Knitting is appealingly orderly, rhythmic, and methodical. I find that while I still need to check my work periodically, I just get into a groove and go. The knitting flows. And the piece I’m creating grows. Occasionally, frogging is needed when a weird stitch manifests (how the hell did that get in there??), but I’ve made fewer mistakes with the needles, though I suspect I’ve made each of the most common ones listed in the OSUE guide – “dropped stitches, twisted stitches, split stitches, and holes…caused by having the yarn in the wrong position”. Learning opportunities!

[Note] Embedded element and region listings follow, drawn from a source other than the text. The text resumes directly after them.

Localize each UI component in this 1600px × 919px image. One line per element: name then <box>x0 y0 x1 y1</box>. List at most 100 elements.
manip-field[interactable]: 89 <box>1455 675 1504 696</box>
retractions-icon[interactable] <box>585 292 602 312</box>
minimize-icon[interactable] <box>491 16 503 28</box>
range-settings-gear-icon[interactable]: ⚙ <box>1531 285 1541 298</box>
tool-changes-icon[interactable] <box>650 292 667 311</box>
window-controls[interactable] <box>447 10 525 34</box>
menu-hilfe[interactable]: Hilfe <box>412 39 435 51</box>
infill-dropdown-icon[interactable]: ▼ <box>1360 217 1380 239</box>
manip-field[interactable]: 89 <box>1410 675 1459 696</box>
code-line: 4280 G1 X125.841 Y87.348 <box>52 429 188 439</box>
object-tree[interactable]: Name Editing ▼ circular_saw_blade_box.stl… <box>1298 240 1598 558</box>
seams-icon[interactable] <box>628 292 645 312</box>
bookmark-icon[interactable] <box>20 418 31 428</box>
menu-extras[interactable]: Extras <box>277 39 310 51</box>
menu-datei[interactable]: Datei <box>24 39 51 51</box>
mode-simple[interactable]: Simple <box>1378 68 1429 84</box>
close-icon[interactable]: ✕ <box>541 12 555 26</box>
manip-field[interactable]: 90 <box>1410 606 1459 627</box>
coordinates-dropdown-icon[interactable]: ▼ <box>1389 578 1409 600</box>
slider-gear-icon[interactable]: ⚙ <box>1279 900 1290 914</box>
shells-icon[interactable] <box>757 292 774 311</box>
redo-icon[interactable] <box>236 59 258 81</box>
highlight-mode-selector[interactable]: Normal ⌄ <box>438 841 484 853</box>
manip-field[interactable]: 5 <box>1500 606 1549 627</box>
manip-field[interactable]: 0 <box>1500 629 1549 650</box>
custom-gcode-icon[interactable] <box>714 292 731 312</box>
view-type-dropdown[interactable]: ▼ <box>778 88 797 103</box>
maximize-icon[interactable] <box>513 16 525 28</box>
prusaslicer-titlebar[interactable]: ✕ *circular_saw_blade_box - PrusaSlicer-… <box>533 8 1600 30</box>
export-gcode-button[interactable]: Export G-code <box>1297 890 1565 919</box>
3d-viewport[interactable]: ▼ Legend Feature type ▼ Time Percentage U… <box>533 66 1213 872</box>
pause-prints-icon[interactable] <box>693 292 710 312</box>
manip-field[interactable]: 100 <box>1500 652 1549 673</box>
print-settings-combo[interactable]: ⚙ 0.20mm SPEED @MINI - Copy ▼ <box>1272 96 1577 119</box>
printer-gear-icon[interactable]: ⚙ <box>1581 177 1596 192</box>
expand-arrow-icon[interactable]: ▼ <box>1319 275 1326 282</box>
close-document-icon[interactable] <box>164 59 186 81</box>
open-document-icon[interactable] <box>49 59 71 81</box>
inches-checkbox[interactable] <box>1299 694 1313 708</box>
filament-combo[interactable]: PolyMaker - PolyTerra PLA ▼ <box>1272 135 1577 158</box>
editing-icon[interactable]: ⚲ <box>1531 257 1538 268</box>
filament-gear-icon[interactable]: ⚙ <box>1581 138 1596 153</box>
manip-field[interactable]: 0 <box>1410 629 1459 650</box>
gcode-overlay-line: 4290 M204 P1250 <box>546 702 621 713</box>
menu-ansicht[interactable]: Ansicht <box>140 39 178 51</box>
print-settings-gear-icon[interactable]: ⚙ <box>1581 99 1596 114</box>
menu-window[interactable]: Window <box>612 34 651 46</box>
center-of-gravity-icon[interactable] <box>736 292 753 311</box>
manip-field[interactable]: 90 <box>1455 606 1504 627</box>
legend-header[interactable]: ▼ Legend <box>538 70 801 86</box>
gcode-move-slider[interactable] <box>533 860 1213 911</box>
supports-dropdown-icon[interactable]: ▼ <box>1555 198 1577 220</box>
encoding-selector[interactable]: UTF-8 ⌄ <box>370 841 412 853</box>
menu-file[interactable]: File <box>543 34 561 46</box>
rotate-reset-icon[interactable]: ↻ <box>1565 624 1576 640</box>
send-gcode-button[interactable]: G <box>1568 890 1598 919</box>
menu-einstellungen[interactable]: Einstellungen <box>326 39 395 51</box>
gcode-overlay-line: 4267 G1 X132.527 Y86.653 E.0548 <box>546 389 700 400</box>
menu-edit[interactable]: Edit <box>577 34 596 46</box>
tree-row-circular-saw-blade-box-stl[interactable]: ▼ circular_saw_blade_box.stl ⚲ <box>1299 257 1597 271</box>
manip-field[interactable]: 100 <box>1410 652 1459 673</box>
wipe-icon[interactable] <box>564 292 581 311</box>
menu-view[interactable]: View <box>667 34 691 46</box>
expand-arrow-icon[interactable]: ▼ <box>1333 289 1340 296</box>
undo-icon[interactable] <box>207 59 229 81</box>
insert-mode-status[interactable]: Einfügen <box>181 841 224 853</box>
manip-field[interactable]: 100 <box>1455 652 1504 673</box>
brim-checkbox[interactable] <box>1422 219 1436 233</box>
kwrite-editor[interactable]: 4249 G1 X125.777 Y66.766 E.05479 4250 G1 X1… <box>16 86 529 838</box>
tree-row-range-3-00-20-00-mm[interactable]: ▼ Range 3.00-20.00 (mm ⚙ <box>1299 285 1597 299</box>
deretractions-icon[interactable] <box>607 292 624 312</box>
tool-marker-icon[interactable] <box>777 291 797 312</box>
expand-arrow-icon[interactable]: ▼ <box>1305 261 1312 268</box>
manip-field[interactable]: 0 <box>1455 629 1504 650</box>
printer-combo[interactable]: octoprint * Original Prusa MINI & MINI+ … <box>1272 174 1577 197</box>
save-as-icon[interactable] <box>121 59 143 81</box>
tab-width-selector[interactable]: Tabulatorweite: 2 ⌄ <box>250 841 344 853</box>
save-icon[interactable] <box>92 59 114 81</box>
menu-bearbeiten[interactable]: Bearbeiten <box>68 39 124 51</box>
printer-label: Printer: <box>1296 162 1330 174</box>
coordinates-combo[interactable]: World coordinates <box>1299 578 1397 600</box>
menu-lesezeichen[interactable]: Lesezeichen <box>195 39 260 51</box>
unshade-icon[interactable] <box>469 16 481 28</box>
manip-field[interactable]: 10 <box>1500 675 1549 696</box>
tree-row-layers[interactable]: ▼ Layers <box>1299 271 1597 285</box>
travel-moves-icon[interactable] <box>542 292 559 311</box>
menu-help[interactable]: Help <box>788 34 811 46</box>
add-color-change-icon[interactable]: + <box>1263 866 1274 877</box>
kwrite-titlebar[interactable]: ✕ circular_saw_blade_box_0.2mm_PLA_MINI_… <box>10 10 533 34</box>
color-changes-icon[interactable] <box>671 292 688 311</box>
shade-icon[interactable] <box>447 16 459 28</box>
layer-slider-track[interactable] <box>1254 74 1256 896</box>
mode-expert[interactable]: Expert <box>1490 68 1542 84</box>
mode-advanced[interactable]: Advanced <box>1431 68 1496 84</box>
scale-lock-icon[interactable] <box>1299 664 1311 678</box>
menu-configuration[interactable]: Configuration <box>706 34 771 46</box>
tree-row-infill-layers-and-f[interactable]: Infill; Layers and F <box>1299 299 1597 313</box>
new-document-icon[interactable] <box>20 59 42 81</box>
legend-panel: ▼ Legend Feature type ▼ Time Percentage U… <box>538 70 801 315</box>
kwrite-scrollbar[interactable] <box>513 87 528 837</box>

Fortunately, mistakes are easier to correct on needles than on the loom, since I can quickly identify which loops need to go back onto the needle. It took some trial and error to determine how the loops need to go back onto the needle properly, but once that was mastered, corrections become very manageable. This tutorial describes how to pick up stitches before ripping back, to ensure you don’t lose any “live” stitches – I did end up, several times, ripping stitches back further than I’d intended. More practice, I guess!

My practice swatch has now turned into an emerging scarf. The pattern was so lovely and perfectly flat that I couldn’t just unravel it when I’d reached the point where it looked like a potholder, so I just kept going – and, ironically, a garter stitch scarf is the first pattern in one of my reference books. I have high hopes that this will be even nicer than that Cratchit scarf!